Vous reprendrez bien un steack sanguinolent
Pulp Fiction, qu'est-ce que c'est ? C'est mon premier contact avec l'univers allumé de Tarantino. C'est un film que j'ai cru prendre en cours de route avant de réaliser que non. C'est un film qui sort tellement des sentiers battus qu'il m'a tapé dans l'œil. C'est aussi une suite de tranches de vie saupoudrées de dialogues croustillants d'une délicieuse absurdité.
Parce que oui, si vous vous apprêtez à regarder cette œuvre pour la première fois, je vous conseille vivement de brancher votre second degré à pleine puissance. Tout l'humour du film ne se base finalement que là-dessus : de ces malfrats bien propres sur eux discutant des différences culinaires et culturelles entre l'Europe et les Etats-Unis juste avant d'aller abattre quelques gamins à ce militaire qui raconte de manière très sérieuse comment il a préservé l'héritage du môme de son meilleur pote tombé au champ d'honneur (je vous laisse la surprise). Dans le monde de Pulp Fiction, les personnages ne sourient pas mais débitent des répliques particulièrement farfelues vu le contexte dans lesquels ils se trouvent. Et quand ce ne sont pas les conversations, ce sont les scènes elles-mêmes qui deviennent saugrenues (Travolta et Jackson en caleçon devant leur patron, ça n'a pas de prix !).
Mais Pulp Fiction, ce n'est pas que de l'absurde à ne plus savoir qu'en faire, c'est aussi une réalisation. Ce montage complètement aléatoire (ou pas) des différents évènements fait qu'on ne comprend le déroulement de chaque action qu'à la toute fin du film. Certains diront que c'est pour mieux cacher la misère d'une histoire creuse et sans intérêt, sans morale finale. J'ai envie de dire que ces gens n'ont pas compris le but de ce que l'on appelle "une tranche de vie". On suit ici plusieurs personnages sur une ou deux journées, dont les chemins vont finir par se croiser d'une façon plus ou moins improbable, bouleversant ainsi toute leur vie. C'est tout, il n'y a rien à chercher en sus dans cette fresque sur une poignée d'habitants de la Cité des Anges. De plus, je ne pense pas qu'il soit nécessaire d'apporter une morale à chaque film pondu dans un recoin de cette planète.
Et puis les personnages sont tellement extraordinaires avec le peu que l'on sait d'eux, que je n'ai pas envie d'en savoir davantage sur leur biographie.

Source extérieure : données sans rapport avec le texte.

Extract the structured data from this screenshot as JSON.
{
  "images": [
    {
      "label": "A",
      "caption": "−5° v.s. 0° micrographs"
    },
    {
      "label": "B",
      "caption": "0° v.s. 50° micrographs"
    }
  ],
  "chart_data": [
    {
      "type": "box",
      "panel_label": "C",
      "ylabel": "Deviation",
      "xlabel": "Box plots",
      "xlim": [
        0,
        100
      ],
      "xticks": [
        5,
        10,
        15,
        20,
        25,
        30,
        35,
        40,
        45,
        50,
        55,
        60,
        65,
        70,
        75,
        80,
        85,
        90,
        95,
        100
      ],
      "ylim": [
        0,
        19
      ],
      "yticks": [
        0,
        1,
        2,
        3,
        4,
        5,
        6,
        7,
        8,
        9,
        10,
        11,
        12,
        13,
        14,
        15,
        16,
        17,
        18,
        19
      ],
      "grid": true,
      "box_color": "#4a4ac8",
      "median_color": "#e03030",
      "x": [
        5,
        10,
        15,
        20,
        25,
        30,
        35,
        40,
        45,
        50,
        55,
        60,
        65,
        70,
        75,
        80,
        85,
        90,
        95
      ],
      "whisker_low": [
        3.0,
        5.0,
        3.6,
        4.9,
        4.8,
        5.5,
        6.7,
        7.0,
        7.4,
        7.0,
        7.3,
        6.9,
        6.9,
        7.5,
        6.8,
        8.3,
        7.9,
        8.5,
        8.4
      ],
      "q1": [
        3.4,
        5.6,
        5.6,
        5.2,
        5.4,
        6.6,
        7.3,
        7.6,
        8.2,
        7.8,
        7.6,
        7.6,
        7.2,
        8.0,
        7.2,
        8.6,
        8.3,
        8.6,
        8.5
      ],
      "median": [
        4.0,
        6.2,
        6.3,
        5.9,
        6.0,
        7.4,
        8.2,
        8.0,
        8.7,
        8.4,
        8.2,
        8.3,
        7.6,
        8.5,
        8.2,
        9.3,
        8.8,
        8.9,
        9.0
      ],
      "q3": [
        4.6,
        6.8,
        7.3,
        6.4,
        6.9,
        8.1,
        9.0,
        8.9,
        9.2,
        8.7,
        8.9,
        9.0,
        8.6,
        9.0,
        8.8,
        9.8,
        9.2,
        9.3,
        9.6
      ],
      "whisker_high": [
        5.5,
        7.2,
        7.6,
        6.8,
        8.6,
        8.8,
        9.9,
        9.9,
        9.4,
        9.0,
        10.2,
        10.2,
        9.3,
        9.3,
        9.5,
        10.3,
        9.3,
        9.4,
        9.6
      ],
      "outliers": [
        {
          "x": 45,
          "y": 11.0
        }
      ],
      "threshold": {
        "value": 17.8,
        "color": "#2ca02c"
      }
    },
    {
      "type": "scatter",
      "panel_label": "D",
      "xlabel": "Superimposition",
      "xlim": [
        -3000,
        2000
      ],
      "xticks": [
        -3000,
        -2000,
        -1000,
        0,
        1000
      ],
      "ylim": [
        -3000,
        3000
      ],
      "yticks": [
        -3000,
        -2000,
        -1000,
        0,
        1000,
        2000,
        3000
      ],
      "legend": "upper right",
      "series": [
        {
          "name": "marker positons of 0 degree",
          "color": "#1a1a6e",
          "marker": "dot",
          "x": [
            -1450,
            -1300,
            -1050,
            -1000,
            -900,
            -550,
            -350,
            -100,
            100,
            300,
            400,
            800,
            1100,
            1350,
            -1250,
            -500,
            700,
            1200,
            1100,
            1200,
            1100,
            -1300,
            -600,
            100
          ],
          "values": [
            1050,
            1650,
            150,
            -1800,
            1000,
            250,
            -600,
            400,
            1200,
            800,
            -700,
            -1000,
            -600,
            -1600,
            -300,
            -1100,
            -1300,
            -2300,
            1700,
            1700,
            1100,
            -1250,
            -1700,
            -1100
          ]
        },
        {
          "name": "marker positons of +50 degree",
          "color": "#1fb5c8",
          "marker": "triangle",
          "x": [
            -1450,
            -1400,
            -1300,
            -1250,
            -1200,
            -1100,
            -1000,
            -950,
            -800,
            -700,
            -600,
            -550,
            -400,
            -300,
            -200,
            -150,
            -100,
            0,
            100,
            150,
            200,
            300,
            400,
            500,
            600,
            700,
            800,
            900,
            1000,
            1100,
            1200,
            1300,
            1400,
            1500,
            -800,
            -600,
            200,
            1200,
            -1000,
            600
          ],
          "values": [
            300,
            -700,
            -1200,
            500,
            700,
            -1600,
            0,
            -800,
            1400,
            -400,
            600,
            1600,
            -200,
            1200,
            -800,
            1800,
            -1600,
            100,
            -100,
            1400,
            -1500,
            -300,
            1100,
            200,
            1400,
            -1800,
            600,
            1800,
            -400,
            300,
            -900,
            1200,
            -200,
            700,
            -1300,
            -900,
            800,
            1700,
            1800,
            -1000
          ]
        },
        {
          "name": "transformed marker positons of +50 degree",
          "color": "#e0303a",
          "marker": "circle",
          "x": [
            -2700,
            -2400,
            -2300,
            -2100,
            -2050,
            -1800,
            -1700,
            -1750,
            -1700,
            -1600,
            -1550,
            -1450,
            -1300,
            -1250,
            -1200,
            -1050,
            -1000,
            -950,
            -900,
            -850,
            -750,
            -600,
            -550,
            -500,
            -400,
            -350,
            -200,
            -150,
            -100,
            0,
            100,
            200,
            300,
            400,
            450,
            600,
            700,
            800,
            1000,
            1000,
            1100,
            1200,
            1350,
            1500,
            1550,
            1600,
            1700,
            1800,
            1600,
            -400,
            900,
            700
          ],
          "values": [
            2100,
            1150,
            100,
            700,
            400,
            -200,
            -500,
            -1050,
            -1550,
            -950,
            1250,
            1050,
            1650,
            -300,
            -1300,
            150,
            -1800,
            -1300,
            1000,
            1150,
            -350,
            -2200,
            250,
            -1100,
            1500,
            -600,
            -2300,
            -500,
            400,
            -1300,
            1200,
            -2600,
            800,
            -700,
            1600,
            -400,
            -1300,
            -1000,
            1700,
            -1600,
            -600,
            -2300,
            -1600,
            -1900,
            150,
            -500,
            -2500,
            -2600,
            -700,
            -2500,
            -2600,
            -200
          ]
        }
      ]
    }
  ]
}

Tarantino ne nous transmet ici que quelques miettes - plus ou moins grosses selon les rôles - sur ces femmes et ces hommes qui gravitent les uns autour des autres et ce qu'on apprend ne relève pas d'une profondeur philosophique transcendantale, mais on s'en fiche, on les aime quand même. Que ce soit John Travolta (en homme de main décomplexé qui se laisse gentiment porter par les évènements), Samuel L. Jackson (tête pensante du duo qui finit par gober ses propres sermons), Uma Thurman (brunette qui met le feu aux poudres partout où elle passe) ou Bruce Willis (qui, pour sauver ses miches et sa montre, va se retrouver de nouveau en sang), on s'accroche tous à eux avec une facilité déconcertante. La galerie ne s'achève pas là : on a encore un chef de gang local qui va chuter lourdement de son piédestal, une épouse française frêle et émotive, ainsi qu'un couple de paumés qui va prendre une décision qu'ils n'auraient sûrement jamais dû prendre.
Le film est également violent, mais pas autant que les métrages que Tarantino réalisera par la suite qui déborderont d'hémoglobine par tous les pores. Ici, il y a du sang et des balles qui fusent, mais rien qui ne vous retournera les tripes. On ne s'attarde pas sur les assassinats, au point que certains sont si soudains, si fugaces, que lorsqu'on réalise qui vient de s'en prendre une, la caméra est déjà en train de tourner la scène suivante. Bref, l'apologie du carnage - aperçue dans Kill Bill, Inglorious Basterds ou encore Django - est ici réduite à son minimum. Ca se regarde sans détourner les yeux, en piochant régulièrement dans le bol de cacahouètes.
Pas la peine de revenir sur l'excellent jeu des acteurs, même Tarantino délivre une bonne prestation ici tout en apparaissant assez longuement à l'écran. Non, l'élément final à souligner, c'est la musique. Ces vieux sons sortis tout droit du grenier accompagnent à la perfection l'ambiance doucement rétro de Pulp Fiction. Je dirais même qu'ils sont indispensables au film. Le rythme endiablé du Misirlou que l'on entend sur le générique du début est même devenu un morceau culte.
A voir absolument (et plusieurs fois pour bien tout comprendre du déroulement de l'histoire).